Jo Hammerborg’s Sera and Dano lights
One of several themes that ran through Jo Hammerborg’s work at Fog & Mørup during the 1960s was that his lights were often produced in either two or three different metals or finishes – usually aluminium and copper when just two versions were produced, with brass making up the threesomes.
Examples include the Nova (above) and (below) Diskos and Cylinder pendant lights, Orient table lamps and Lento desks lamps, all in copper, brass and aluminium versions, while the Saturn pendant lamp had just two variants, copper and aluminium (the latter very rarely seen today).
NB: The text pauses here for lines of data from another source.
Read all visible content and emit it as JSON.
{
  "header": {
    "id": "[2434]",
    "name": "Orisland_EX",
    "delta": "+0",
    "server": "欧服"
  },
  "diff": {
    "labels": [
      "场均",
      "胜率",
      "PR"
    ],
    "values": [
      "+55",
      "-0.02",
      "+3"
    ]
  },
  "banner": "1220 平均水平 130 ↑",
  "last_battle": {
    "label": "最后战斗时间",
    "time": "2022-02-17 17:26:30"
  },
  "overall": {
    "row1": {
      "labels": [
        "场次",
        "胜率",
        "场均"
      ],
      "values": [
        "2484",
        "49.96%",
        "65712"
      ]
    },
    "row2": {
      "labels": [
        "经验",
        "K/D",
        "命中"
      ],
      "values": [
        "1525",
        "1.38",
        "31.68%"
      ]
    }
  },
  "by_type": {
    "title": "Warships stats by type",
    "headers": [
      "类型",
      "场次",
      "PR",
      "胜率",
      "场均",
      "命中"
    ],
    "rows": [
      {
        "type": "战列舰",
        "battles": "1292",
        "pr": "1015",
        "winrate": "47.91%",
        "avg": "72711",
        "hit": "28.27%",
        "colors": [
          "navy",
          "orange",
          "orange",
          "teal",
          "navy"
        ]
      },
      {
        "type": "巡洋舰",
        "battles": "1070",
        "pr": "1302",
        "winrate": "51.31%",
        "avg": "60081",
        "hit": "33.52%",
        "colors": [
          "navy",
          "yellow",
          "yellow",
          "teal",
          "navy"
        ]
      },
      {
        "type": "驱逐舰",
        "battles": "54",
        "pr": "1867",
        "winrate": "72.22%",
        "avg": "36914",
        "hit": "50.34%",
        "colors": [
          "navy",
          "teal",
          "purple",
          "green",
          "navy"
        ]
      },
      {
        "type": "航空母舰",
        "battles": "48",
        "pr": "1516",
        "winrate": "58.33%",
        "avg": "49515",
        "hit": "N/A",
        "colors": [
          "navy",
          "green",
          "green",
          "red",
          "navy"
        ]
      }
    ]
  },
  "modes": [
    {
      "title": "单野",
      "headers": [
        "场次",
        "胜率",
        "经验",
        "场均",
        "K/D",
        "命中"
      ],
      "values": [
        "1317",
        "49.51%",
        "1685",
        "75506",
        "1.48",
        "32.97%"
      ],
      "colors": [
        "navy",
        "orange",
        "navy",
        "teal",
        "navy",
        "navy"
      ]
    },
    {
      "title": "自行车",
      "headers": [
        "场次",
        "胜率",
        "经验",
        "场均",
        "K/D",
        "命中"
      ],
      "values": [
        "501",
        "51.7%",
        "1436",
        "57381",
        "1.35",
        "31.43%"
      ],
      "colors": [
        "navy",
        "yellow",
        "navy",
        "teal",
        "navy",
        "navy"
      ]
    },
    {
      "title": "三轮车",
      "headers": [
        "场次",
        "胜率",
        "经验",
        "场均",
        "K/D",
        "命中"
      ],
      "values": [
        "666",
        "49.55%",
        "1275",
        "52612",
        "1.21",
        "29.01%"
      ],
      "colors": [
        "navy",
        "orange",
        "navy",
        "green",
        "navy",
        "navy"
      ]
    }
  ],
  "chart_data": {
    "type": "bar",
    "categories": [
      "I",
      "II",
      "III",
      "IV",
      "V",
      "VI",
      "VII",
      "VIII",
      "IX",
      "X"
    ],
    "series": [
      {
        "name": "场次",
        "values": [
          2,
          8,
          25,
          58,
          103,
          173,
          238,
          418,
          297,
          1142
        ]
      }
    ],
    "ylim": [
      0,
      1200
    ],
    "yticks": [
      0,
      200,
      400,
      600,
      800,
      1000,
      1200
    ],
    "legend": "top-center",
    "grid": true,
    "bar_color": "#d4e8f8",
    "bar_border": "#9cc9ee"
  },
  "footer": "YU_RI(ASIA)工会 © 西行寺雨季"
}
An apparent anomaly in this pattern arises, however, with the circular Sera and Dano lights – which seem as if they too should share a single name. Like their Saturn stablemates, one of the pair (the Sera, pictured below) is aluminium with an encircling band that is dark grey on the outside and cerise inside, while other (the Dano, pictured below the Sera) is copper with a black and orange band. Both Sera and Dano have a diameter of 38cm and a height of 10cm, and in fact they are wider, flatter versions of the 30 x 19cm Saturn.
But while the Sera was made in just one version, the Dano does in fact have a little-known and rarely seen sister light – a variant not in colour this time, but in shape. This second Dano is rectangular, measuring 68 x 21.5cm, and is perhaps the reason why the Sera and circular Dano have separate identities.